A Large Language Model (LLM) — the technology behind Claude — does one deceptively simple thing: it reads text and predicts what comes next, one chunk at a time. That's it. Everything else emerges from doing that astonishingly well.

The one-sentence mental model

An LLM is a very sophisticated autocomplete that has read an enormous amount of text and learned the patterns of how language — and the ideas inside it — tend to continue.

When you ask a question, the model isn't "looking up" an answer. It's generating the most plausible continuation of your text, token by token (see Tokens & Context). Plausible continuations of a good question are usually good answers — which is why this works at all.

One token at a time

The whole engine is a loop: read everything so far, predict the next chunk, append it, repeat.

Each step only ever predicts one token, then feeds the slightly longer text back in. The model has no plan for the whole answer up front — coherence emerges from doing this prediction extremely well, thousands of times. How the "pick one token" step behaves (greedy vs. a bit random) is what sampling controls like temperature adjust.

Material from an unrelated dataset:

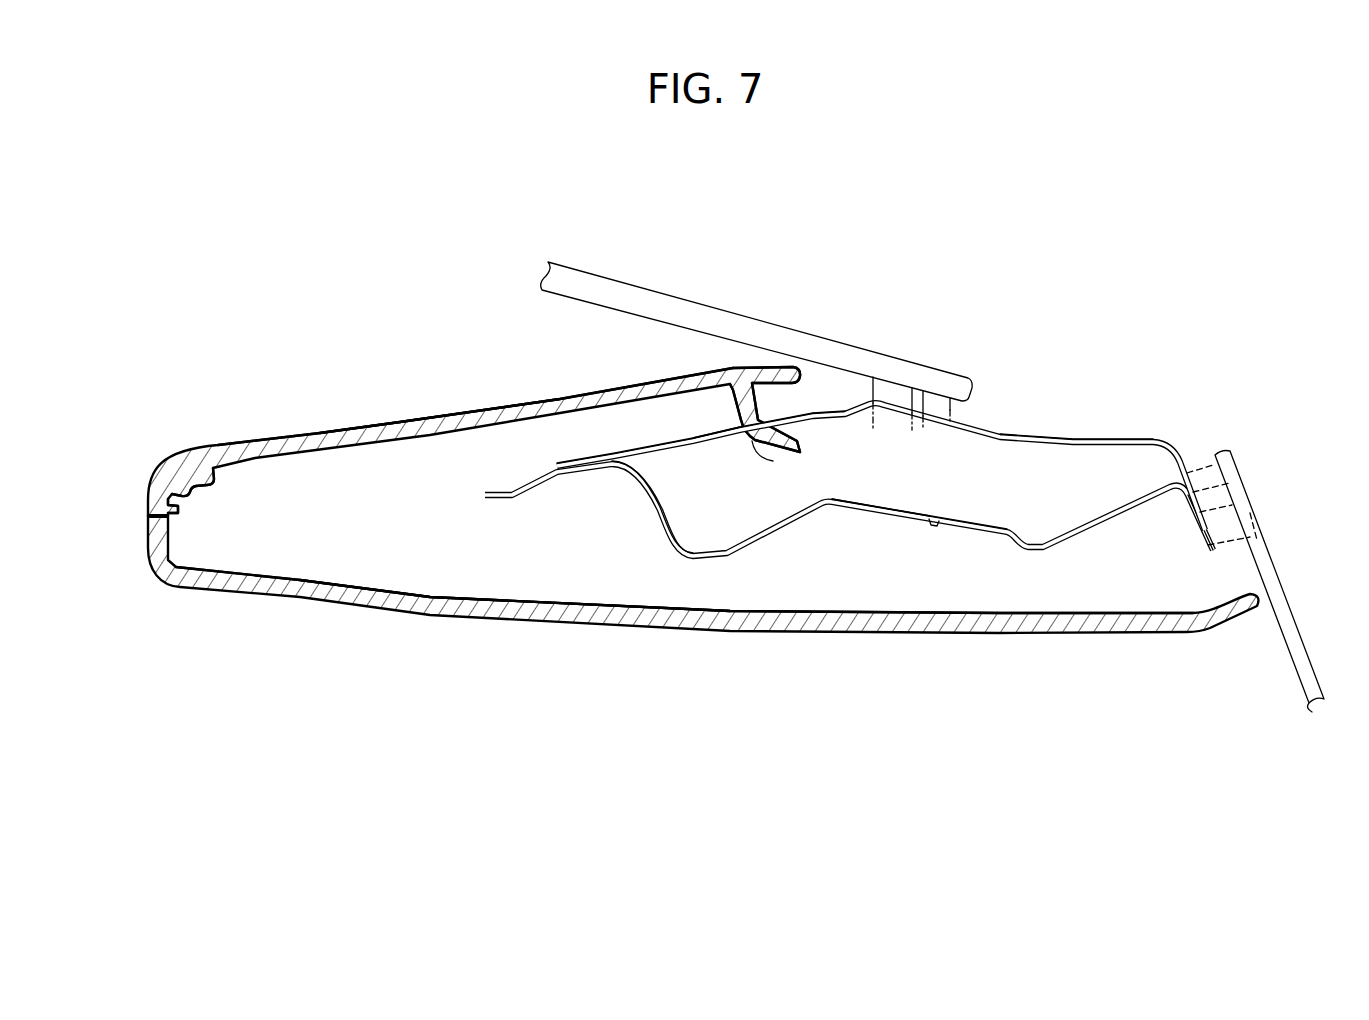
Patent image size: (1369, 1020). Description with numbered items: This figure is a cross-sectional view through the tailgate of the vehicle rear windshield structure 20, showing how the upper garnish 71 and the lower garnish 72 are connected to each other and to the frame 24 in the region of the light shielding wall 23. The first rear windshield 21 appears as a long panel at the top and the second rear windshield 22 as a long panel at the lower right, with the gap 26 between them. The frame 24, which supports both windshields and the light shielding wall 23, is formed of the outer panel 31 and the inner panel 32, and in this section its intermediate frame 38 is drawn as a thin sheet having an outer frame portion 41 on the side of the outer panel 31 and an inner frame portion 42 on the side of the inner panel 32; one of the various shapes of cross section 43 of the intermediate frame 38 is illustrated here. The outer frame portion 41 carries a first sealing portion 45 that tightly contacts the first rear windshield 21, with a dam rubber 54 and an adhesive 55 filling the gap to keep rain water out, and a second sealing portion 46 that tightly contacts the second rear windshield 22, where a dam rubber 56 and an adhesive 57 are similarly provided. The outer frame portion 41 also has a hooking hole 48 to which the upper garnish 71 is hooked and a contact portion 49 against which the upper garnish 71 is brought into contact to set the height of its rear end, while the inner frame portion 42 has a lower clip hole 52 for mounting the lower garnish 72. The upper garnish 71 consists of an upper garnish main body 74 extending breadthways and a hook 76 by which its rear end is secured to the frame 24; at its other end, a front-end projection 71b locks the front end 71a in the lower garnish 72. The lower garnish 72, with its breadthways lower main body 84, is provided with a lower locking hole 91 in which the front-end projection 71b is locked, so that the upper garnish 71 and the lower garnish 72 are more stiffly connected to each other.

Why this explains its strengths

Because it learned patterns across writing, code, and reasoning, an LLM can fluidly write, summarize, translate, explain, and code — tasks that are all "continue this text sensibly." Give it a clear setup and it produces a strong continuation. That's why prompting matters so much: you're shaping the start of the text it continues.

Why this explains its quirks

The same mechanism explains the rough edges:

  • It can be confidently wrong. A fluent-sounding continuation isn't always a true one — that's hallucination.
  • It doesn't truly "know" today's facts unless you provide them or it has a tool to look them up.
  • It has no memory between conversations unless you give it some.

What an LLM is not

:::warning Adjust your expectations and you'll get better results

  • Not a database or search engine. It generates, it doesn't retrieve verified records.
  • Not a calculator. It can reason about math but isn't guaranteed exact — give it tools for that.
  • Not a person. No feelings, intentions, or continuous memory. It's a powerful text engine. :::

Treat it as a brilliant, fast, well-read assistant that occasionally misremembers — and verify what matters.